Power supply transient overvoltage

[todor96]

Hi all,

I recently got myself a Baku BK-1502D+, a cheap Chinese 15V/2A power supply. I've noticed that when I turned it on, my computer monitor turned off for a second and than went back on. I hooked up my oscilloscope to the output of it and directly to the mains. What I have discovered is that there were transients on both signals, for about 100us, about 140V peak to peak on the mains and 60V on the PSU output. What could be the possible cause of that, and what could I do to fix it?

Thanks!

[Jeroen3]

Do you have a Dell monitor perhaps?

[T3sl4co1l]

Nice capture of in-practice EFT (electrical fast transient) bursts!

Tim

[tautech]

Tim's right but its source ?
Set the Trigger for rising and do the first screenshot again but this time switch the PSU from the wall, not it's internal switch.

It's a linear PSU so they're won't/shouldn't be any switching noise.



The long gray leads go to the 2N3055 pass bipolar.
This Russian page even has the schematic.
http://ziblog.ru/2011/03/02/blok-pitaniya-baku-bk-1502d.html



Edit.
After further study........no common mode mains input filter or X or Y suppression caps. 

[todor96]

Do you have a Dell monitor perhaps?

No, I have an LG.

Sent from my Nexus 5X using Tapatalk

[Ian.M]

Its a linear transformer based PSU - it doesn't *NEED* a common mode filter or X or Y capacitors.   However the transformer is probably marginal and is saturating at switch-on.   Also, there may be a common mode mains supply impedance problem, especially if your bench runs off an underrated circuit or you use a lot of multi-socket extension leads.

Its possible adding a soft-start circuit would help e.g a suitable NTC thermistor for the full load primary current + a time delay relay to bypass it after a second or so, so it can cool down again ready for the next switch-on.

[todor96]

I didn't even realize the trigger was set to falling edge
I recreated the setup, this time with rising edge trigger, and no matter if I switch it on on the switch or plug it in and out directly, the same thing occurs.
How bad of a deal is it? Could this damage circuitry attached to it?

EDIT:
I forgot to add, the same thing happens when i switch it off.

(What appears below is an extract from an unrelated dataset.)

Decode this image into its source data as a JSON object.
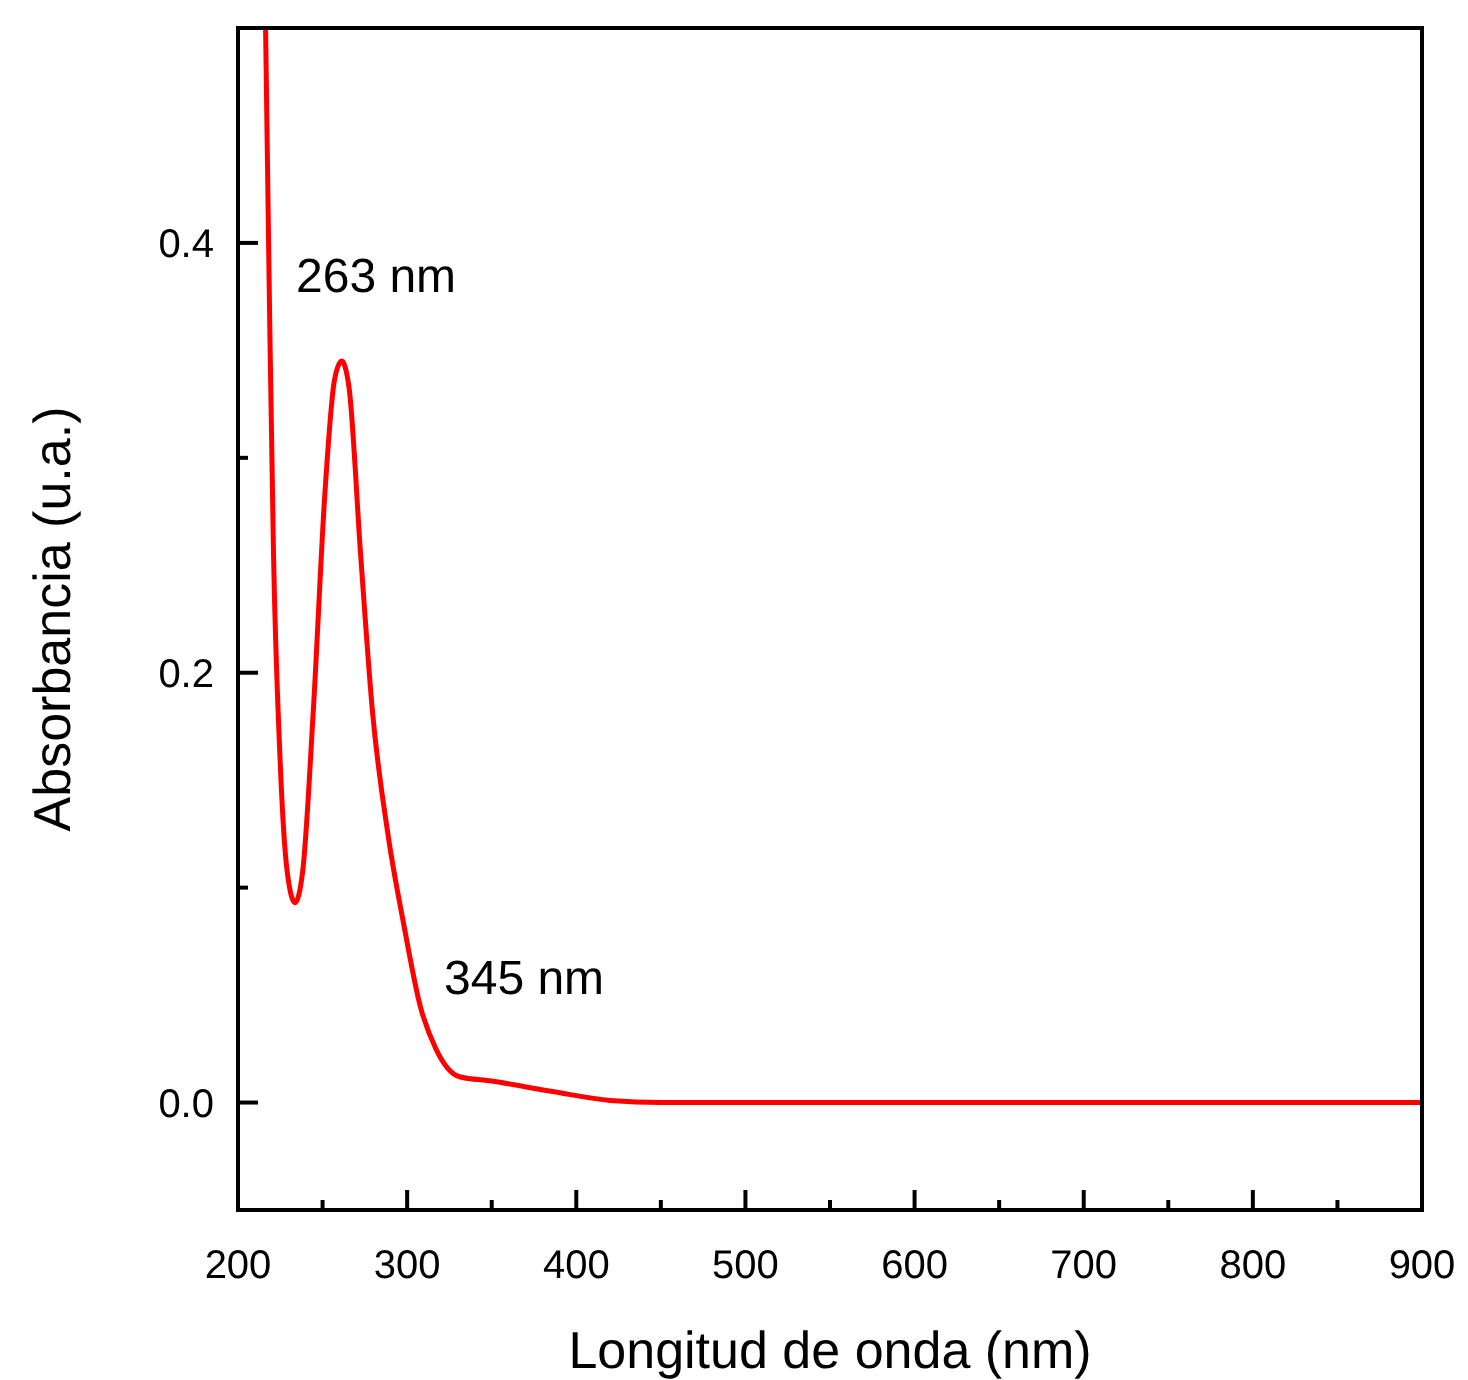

After further study........no common mode mains input filter or X or Y suppression caps. 

Guess it's the right time to learn something more about power supply design 
Thank you very much for your effort.

[todor96]

Its a linear transformer based PSU - it doesn't *NEED* a common mode filter or X or Y capacitors.   However the transformer is probably marginal and is saturating at switch-on.   Also, there may be a common mode mains supply impedance problem, especially if your bench runs off an underrated circuit or you use a lot of multi-socket extension leads.

I will investigate that. I don't use a lot of extension cords, in fact, to rule that out, I unplugged the extension cord it was in and plugged it directly to the outlet when I was testing.

Its possible adding a soft-start circuit would help e.g a suitable NTC thermistor for the full load primary current + a time delay relay to bypass it after a second or so, so it can cool down again ready for the next switch-on.

Good idea 

[tautech]

I didn't even realize the trigger was set to falling edge
I recreated the setup, this time with rising edge trigger, and no matter if I switch it on on the switch or plug it in and out directly, the same thing occurs.
How bad of a deal is it? Could this damage circuitry attached to it?

EDIT:
I forgot to add, the same thing happens when i switch it off.

Possibly but we need to know where it's originating from or it's just induced into your probing technique.
As you normally use some local bulk capacitance on a DUT that might take care if it, try something with 1k uF across it and see if it does.

Edit.
Looking again at the schematic, the addition of a ceramic cap might help grab some of that high speed rubbish.

[todor96]

I didn't even realize the trigger was set to falling edge
I recreated the setup, this time with rising edge trigger, and no matter if I switch it on on the switch or plug it in and out directly, the same thing occurs.
How bad of a deal is it? Could this damage circuitry attached to it?

EDIT:
I forgot to add, the same thing happens when i switch it off.

Possibly but we need to know where it's originating from or it's just induced into your probing technique.
As you normally use some local bulk capacitance on a DUT that might take care if it, try something with 1k uF across it and see if it does.

Edit.
Looking again at the schematic, the addition of a ceramic cap might help grab some of that high speed rubbish.

I will try that and post the results. Thanks again.

Sent from my Nexus 5X using Tapatalk